A Triple Challenge: Cytomegalovirus and Ulcerative Colitis in a Human Immunodeficiency Virus-Positive Patient
Meumbur P Kpughur-Tule, Carly M Hubers, Ngumimi P Kpughur-Tule, Kendall Conway, Saba Asif, Alexander M Satei, Pritha Chitagi

TL;DR
This case study describes a patient with HIV, ulcerative colitis, and CMV colitis, highlighting the challenges of diagnosis and treatment when these conditions coexist.
Contribution
The paper emphasizes the importance of CMV screening in refractory UC and the use of PCR for accurate diagnosis in immunocompromised patients.
Findings
CMV colitis was identified as the cause of refractory symptoms in a patient with UC and HIV.
Quantitative PCR proved essential in distinguishing CMV colitis from UC flare.
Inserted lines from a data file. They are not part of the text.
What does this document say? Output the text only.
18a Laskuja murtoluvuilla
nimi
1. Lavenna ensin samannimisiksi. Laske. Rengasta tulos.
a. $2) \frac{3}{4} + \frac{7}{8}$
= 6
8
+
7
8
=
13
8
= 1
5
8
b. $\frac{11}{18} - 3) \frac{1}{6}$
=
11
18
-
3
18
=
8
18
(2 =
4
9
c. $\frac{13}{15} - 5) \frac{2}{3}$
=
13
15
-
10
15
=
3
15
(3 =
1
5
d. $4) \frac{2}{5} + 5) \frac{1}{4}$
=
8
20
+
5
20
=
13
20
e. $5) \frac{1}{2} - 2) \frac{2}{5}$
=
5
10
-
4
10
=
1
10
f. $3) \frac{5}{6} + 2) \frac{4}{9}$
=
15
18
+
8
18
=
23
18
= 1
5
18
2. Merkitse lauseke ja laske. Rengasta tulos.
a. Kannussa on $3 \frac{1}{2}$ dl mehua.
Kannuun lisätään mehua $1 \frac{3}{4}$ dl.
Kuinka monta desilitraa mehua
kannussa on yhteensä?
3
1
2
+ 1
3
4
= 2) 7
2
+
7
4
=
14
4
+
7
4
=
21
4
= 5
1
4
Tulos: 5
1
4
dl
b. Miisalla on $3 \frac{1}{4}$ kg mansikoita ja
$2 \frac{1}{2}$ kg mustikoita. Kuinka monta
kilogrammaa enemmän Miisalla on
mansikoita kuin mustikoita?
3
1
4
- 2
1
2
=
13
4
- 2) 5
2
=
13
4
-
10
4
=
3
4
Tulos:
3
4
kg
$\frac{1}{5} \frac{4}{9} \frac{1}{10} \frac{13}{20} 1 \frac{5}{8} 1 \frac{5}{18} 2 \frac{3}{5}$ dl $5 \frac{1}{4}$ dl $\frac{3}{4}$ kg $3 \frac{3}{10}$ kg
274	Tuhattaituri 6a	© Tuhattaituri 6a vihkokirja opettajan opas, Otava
A multidisciplinary approach led to successful management of the complex condition.
Abstract
Cytomegalovirus (CMV) colitis, ulcerative colitis (UC), and human immunodeficiency virus (HIV) infection represent distinct and complex conditions that pose significant diagnostic and therapeutic challenges, particularly when they occur concurrently. This case highlights a 44-year-old male with a history of UC and newly diagnosed HIV, presenting with refractory gastrointestinal symptoms ultimately attributed to CMV colitis superimposed on UC. Advanced diagnostic modalities, including endoscopic biopsy and polymerase chain reaction (PCR) testing, were instrumental in differentiating CMV colitis from a UC flare, guiding targeted antiviral and immunomodulatory therapies. This report notes the need for routine CMV screening in refractory UC, emphasizing the utility of quantitative PCR in identifying clinically significant infections. The case also highlights the intricate balance required…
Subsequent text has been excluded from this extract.